Randall Forsyth of Barron’s highlights the long-term funding problem plaguing public pension systems.
State and local pensions have $8.8 trillion of liabilities, of which only 52% is funded after a decadelong bull market. Falling interest rates have been a major propellant of higher asset prices, but also have lowered pension funds’ income.
Standard & Poor’s says the median assumed return of state retirement funds is 7.25%. But according to Wilshire Trust Universe Comparison Service, the median public defined-pension plan’s return was 6.79% as of June 30, down from 8.40% a year earlier.
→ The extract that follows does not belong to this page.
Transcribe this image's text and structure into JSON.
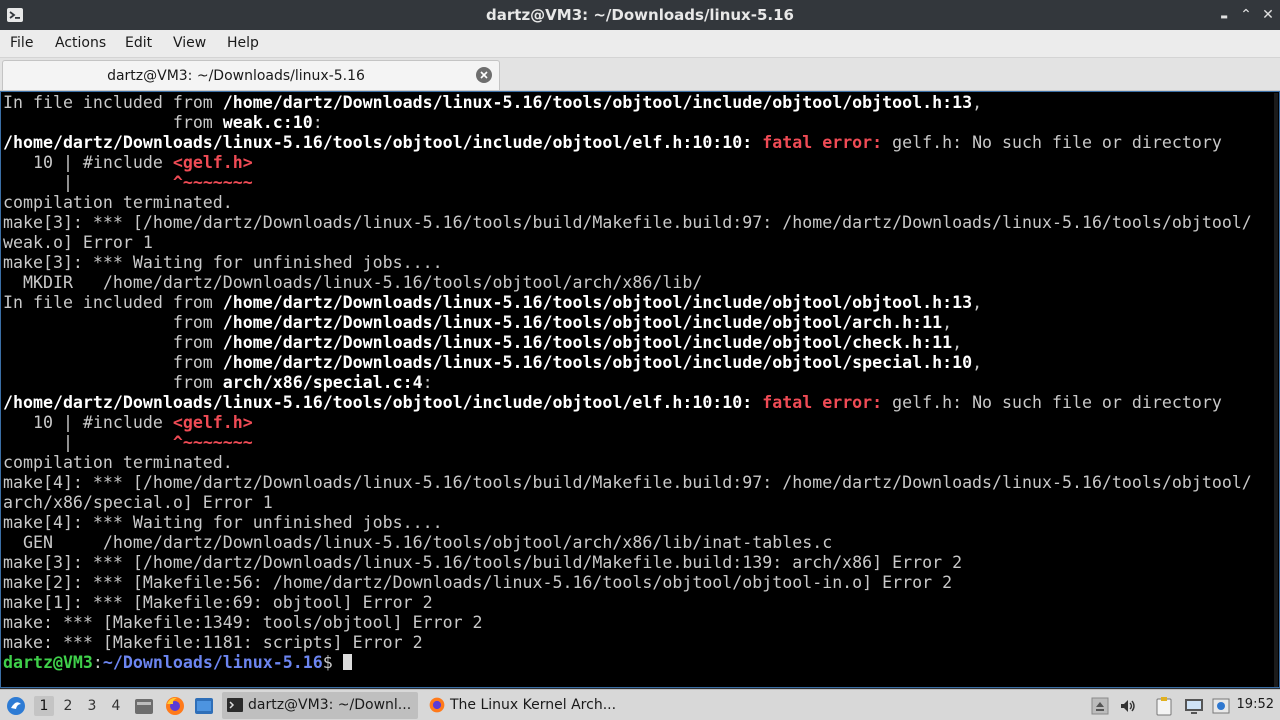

Remember, these are bull-market results, and backward-looking.
Looking ahead, getting close to public pension funds’ return targets will force them into the riskiest assets, according to Moody’s Investors Service. Based on J.P. Morgan’s capital markets assumptions for the next 10 years, domestic investment-grade corporate bonds are projected to return a little over 4%, while speculative-grade bonds are expected to generate less than 6%. U.S. large-capitalization stocks are forecast to return about 5%, while macro hedge funds are seen returning less than 4%. Private equity and emerging market stocks are forecast to return over 8%, but with correspondingly higher risk.
That assumes a continuation of the bull market that already has marked its 10th birthday. What possibly could go wrong? And when it does, whence would the dough come to fill the hole in state and local pensions that already equals nearly half of their liabilities—especially as all those baby boomers retire and drain the pension systems?